The same could be said of Hitchler, who carries a 3.742 cumulative GPA. "The first time you meet Tyler, you're impressed with his professional demeanor, self-confidence and maturity," Young said. "Despite his demanding competitive schedule, he excelled in both courses I taught and always demonstrated a commitment to gaining all he could from the courses. He was actively involved in learning. Tyler's a very responsible and dependable student."
Hitchler always communicated his competition schedule to Young, but never did he ask for special consideration. "He conscientiously met all course requirements," Young said, adding that Tyler was "the one student I could count on to ask and respond to questions in class."
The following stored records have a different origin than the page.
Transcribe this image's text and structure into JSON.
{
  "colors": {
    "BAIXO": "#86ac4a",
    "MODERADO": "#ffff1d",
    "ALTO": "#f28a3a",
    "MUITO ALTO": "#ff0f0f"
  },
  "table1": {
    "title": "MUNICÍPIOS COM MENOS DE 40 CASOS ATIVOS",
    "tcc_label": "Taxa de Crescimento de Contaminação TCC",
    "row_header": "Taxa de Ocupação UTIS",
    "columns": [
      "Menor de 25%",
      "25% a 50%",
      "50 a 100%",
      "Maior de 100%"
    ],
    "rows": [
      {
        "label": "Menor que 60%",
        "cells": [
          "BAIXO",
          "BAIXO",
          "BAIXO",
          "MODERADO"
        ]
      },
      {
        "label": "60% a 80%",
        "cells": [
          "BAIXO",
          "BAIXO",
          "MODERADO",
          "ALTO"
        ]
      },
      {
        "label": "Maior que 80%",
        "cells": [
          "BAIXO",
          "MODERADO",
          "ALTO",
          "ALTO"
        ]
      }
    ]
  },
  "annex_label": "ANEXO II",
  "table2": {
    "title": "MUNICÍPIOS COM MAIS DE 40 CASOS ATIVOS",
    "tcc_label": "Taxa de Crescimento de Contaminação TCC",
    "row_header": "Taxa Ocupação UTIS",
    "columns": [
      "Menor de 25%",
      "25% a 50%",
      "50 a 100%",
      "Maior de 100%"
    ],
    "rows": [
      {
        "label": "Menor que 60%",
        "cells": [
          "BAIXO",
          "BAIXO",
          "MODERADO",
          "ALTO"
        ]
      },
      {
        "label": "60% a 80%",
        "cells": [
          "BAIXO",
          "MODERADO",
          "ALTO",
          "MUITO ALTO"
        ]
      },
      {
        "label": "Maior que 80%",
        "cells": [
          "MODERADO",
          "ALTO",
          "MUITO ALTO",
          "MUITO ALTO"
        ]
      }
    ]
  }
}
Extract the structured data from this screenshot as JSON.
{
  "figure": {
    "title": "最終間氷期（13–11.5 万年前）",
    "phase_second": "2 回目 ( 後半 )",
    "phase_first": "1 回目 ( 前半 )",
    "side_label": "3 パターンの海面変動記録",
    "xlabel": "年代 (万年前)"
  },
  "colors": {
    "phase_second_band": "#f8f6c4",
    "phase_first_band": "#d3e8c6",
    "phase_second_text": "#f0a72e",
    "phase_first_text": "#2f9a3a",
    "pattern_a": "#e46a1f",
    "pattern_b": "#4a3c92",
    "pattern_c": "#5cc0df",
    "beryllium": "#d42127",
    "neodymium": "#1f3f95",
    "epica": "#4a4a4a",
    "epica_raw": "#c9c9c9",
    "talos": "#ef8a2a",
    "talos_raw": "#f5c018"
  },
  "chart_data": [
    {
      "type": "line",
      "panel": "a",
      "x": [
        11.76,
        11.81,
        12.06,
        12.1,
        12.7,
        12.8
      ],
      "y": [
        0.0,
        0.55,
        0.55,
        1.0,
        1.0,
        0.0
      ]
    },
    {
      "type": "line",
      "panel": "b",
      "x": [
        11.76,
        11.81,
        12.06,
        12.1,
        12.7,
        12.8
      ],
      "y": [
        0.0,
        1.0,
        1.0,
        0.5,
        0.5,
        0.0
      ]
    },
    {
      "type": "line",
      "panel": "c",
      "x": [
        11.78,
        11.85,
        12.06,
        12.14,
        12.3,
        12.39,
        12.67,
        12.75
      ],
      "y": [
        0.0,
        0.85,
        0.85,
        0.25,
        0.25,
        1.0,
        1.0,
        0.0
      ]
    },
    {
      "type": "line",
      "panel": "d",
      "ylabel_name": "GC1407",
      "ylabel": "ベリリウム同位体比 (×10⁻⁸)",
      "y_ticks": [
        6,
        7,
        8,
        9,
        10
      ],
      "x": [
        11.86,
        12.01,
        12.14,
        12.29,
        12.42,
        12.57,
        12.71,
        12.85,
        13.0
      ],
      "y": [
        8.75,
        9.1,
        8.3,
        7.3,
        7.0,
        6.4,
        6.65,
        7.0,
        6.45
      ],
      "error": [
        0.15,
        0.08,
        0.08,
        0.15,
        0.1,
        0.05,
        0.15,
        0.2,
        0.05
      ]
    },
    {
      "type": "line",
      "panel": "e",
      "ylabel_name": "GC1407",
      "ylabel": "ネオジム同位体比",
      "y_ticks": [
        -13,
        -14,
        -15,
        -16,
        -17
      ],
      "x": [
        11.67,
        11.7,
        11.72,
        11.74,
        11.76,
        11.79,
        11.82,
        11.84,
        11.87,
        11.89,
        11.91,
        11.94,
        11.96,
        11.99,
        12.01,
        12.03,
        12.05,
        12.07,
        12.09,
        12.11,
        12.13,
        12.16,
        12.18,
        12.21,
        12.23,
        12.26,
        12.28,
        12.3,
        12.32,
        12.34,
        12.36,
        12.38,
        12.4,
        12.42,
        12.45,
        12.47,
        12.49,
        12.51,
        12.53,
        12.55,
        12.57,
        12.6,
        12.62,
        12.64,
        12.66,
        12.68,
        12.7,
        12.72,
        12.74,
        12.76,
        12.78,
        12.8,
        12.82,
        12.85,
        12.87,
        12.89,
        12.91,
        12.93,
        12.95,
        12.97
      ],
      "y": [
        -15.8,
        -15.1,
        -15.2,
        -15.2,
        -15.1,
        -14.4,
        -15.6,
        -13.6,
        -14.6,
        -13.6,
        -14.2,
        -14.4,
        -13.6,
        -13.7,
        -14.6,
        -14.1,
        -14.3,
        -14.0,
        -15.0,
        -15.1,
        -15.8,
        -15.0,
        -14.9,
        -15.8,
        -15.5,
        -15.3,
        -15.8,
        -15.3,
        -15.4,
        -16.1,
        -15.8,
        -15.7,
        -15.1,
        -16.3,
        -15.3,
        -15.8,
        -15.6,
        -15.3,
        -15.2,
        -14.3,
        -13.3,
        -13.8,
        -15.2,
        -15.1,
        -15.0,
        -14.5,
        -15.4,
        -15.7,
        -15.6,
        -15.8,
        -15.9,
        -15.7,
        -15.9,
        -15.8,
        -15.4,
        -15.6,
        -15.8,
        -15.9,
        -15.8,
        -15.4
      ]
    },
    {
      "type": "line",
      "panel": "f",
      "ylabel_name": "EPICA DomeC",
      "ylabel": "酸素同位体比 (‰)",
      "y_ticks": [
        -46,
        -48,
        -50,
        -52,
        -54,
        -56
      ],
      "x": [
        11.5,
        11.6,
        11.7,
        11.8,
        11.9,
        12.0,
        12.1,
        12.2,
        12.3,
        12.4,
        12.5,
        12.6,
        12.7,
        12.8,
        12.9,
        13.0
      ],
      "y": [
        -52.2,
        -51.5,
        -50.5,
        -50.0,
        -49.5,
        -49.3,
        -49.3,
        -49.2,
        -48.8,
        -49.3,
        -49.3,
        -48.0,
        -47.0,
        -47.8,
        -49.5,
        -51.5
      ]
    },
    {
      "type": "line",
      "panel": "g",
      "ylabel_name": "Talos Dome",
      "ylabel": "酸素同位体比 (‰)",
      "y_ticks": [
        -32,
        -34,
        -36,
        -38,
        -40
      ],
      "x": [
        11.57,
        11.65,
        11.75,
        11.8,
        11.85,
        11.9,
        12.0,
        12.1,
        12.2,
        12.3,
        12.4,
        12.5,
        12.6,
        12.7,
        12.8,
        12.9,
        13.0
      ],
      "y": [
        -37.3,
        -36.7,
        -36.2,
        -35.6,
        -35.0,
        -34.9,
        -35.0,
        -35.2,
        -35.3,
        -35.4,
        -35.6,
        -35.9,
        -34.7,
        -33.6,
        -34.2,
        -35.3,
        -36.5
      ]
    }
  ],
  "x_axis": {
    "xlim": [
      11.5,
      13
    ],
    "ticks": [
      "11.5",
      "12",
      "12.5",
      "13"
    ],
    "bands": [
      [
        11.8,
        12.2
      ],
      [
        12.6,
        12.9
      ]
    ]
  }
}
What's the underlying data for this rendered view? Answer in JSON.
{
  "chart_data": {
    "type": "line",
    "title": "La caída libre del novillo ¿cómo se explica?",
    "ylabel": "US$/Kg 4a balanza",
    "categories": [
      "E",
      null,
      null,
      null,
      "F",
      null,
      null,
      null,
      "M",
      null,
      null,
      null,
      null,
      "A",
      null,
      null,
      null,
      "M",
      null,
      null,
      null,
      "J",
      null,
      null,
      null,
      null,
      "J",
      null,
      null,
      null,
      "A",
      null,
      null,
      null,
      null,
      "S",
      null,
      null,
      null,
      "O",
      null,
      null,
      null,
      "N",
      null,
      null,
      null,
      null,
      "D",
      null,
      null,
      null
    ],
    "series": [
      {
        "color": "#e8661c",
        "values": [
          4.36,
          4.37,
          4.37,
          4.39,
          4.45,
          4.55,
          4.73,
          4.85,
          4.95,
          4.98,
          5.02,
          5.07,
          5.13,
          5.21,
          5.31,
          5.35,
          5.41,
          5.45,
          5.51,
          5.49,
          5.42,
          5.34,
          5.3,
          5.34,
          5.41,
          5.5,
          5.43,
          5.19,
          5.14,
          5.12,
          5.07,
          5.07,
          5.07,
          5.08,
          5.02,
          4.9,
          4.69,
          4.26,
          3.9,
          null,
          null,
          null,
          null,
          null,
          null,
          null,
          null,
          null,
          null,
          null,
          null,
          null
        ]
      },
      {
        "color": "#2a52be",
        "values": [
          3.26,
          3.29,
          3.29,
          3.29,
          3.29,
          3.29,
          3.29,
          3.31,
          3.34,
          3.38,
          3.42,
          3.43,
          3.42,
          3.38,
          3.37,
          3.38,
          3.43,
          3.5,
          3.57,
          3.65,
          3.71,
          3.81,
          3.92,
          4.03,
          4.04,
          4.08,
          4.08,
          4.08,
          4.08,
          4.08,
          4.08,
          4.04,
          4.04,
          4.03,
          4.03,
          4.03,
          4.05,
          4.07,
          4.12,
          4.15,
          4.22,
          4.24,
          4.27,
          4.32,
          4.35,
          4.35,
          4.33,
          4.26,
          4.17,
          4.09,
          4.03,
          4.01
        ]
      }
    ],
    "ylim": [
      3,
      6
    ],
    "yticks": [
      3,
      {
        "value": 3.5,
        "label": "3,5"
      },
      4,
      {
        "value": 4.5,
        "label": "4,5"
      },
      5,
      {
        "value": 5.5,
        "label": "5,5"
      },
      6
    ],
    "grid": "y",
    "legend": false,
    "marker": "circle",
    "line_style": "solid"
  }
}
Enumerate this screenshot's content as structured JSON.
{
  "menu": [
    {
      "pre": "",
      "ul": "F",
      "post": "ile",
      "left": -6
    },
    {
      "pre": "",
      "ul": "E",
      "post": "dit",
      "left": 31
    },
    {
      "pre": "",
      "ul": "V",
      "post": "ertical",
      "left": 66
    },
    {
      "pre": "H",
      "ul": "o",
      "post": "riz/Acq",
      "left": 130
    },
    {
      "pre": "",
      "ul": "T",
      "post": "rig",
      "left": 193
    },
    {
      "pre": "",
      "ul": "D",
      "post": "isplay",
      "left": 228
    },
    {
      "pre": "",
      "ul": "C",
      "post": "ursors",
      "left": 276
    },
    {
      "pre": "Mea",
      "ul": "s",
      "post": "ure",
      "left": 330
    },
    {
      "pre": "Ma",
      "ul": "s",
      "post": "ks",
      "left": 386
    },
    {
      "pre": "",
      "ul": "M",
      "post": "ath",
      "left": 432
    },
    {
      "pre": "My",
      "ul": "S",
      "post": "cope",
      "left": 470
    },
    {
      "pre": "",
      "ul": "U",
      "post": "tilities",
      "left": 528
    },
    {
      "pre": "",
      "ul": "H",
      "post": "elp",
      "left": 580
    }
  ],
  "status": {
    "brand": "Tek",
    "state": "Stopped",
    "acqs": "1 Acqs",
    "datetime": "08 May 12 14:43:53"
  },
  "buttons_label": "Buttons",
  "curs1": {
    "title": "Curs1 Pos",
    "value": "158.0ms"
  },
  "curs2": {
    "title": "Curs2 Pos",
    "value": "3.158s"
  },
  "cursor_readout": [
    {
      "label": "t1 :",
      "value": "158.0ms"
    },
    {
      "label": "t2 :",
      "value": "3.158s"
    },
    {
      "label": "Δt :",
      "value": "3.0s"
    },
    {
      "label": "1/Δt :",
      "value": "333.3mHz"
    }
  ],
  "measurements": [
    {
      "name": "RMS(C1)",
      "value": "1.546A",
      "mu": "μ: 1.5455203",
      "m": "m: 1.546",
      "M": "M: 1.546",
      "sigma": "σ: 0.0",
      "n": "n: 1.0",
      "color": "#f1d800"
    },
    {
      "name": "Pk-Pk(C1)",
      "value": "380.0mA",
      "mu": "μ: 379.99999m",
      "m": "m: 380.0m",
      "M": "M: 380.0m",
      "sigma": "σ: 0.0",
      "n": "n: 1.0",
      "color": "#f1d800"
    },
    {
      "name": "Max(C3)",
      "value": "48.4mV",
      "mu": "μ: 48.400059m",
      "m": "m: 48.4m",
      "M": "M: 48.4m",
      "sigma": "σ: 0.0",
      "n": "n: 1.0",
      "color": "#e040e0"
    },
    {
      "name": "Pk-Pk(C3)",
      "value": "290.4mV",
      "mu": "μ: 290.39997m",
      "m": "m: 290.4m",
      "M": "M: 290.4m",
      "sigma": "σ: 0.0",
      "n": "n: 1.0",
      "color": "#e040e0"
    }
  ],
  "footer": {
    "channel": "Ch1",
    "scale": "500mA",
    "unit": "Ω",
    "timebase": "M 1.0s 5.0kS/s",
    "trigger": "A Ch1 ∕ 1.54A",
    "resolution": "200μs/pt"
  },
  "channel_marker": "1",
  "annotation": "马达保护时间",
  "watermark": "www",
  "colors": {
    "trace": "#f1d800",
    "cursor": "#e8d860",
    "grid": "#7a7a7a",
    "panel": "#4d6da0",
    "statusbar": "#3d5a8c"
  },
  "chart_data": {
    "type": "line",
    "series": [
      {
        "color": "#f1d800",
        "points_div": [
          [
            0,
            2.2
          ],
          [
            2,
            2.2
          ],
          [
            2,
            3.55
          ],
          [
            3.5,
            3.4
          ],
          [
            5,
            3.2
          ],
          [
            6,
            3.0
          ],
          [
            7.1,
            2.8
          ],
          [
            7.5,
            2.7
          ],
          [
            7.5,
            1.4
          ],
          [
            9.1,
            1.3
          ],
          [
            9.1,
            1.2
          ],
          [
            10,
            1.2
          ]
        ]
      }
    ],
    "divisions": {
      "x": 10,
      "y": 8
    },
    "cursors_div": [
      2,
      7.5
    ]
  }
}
An All-American and Academic All-American discus thrower, Hitchler continuously demonstrates a strong desire to learn all he can and apply that knowledge to his career goal in medicine. Even though he's been accepted into the University of Nebraska's School of Medicine, Young sees no letup in his competitive push.
"It was during our class discussions on ethics that I saw the caring and compassionate side of Tyler and how deeply he will care about doing what's best and right for his patients and their families," Young said. "This is a young man who is seeking a career in medicine for all the right reasons - he wants to be of service to others and improve their well-being."
Young saw first-hand Miller's ability to take nutrition science information and communicate it to the public in a useful manner, considerably enhancing the chances for that information to have a positive impact on future choices. "Despite her demanding track schedule, Ashley volunteered whenever we needed someone for a last-minute presentation," Young said. "She was always willing to volunteer for an event if there was any way she could make it fit."
No wonder Professor Young is "100-percent confident that Ashley will succeed in whatever direction her future takes her."